The contribution formula arr[i] * left * right can overflow a 32-bit integer when the array is large. With n up to 30,000 and values up to 30,000, the product can reach approximately 2.7 * 10^13. Always use 64-bit integers for the multiplication and apply the modulo operation at each step.

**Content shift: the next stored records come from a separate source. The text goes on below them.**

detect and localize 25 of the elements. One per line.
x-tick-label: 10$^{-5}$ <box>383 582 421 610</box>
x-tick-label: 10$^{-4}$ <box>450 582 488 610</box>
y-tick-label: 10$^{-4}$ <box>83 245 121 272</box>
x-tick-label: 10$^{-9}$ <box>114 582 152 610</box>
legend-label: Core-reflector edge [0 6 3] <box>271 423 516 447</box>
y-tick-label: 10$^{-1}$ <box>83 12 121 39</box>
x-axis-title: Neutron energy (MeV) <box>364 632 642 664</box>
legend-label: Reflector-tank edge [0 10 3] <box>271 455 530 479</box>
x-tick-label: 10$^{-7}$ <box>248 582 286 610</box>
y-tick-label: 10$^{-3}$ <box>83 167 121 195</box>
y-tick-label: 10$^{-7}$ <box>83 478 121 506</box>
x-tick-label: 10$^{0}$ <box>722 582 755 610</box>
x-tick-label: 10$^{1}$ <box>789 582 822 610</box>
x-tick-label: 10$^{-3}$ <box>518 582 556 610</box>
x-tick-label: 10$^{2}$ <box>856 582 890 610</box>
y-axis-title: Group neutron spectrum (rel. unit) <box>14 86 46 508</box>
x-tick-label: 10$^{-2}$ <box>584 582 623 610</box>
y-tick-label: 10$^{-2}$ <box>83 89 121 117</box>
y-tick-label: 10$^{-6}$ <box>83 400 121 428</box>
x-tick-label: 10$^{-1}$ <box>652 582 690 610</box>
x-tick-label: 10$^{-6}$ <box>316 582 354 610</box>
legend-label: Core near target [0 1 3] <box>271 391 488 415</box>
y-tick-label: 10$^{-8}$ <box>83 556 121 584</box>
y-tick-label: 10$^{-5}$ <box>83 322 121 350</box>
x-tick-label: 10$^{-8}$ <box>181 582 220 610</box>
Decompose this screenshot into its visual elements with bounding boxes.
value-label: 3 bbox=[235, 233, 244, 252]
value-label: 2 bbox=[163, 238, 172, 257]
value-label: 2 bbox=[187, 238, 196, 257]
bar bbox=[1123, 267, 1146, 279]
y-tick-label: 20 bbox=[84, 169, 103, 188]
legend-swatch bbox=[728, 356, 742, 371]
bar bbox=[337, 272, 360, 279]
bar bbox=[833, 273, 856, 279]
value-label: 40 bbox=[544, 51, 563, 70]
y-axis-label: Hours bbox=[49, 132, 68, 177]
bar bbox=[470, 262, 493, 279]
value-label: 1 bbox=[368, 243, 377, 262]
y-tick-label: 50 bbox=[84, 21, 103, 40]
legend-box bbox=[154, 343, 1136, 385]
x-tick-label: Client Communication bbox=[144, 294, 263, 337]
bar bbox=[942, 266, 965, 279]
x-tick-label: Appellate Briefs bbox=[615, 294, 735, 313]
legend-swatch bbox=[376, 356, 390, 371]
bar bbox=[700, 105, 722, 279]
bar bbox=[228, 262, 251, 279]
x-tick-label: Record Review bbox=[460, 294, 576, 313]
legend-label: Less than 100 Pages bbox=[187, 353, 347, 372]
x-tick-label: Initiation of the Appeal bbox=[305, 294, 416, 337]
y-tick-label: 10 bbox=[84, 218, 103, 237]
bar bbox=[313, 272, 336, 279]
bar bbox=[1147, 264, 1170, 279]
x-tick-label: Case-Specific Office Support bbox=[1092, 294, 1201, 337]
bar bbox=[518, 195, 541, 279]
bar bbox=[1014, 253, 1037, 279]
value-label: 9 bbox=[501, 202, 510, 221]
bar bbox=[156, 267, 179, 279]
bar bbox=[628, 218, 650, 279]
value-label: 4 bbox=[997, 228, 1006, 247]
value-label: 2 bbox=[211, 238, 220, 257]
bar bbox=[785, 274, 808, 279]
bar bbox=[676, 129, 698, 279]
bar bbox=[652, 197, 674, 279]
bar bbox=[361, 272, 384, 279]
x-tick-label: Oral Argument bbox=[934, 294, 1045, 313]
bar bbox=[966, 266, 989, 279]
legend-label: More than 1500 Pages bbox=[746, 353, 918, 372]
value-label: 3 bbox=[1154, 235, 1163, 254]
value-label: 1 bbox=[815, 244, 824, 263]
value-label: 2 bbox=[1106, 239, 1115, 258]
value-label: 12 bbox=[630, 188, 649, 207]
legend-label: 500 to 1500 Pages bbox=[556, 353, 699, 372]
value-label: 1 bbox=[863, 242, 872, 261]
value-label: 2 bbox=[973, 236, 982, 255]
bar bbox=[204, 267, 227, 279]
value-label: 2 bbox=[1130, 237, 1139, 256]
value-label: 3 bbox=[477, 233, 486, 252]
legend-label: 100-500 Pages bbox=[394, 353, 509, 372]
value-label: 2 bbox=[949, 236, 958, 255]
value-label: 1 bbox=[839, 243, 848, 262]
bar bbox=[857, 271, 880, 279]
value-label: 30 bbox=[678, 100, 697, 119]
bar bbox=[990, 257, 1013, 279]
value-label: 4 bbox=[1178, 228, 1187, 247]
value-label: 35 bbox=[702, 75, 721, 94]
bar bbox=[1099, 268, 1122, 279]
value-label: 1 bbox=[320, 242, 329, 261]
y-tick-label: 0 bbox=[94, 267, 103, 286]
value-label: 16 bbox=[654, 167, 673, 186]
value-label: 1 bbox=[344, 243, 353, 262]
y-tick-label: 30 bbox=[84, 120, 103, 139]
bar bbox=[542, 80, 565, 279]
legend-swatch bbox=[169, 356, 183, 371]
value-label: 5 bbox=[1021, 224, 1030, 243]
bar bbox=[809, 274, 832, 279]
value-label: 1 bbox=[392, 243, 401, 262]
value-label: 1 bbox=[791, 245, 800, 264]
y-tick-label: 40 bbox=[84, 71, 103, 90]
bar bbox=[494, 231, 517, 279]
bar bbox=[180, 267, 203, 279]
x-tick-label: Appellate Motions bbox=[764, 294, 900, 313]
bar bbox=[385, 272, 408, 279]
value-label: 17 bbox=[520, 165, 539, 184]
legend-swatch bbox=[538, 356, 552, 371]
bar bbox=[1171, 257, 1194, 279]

When no previous smaller element exists, prevSmaller[i] should be -1 (not 0), representing an imaginary boundary before the array. Similarly, when no next smaller element exists, nextSmaller[i] should be n (not n-1). Using wrong boundary values leads to incorrect counts for subarrays starting at the beginning or ending at the end of the array.
The problem requires returning the result modulo 10^9 + 7. A common mistake is only applying modulo at the final return statement. Since intermediate sums can overflow even with 64-bit integers after many additions, modulo should be applied after each addition to the result to keep values within bounds.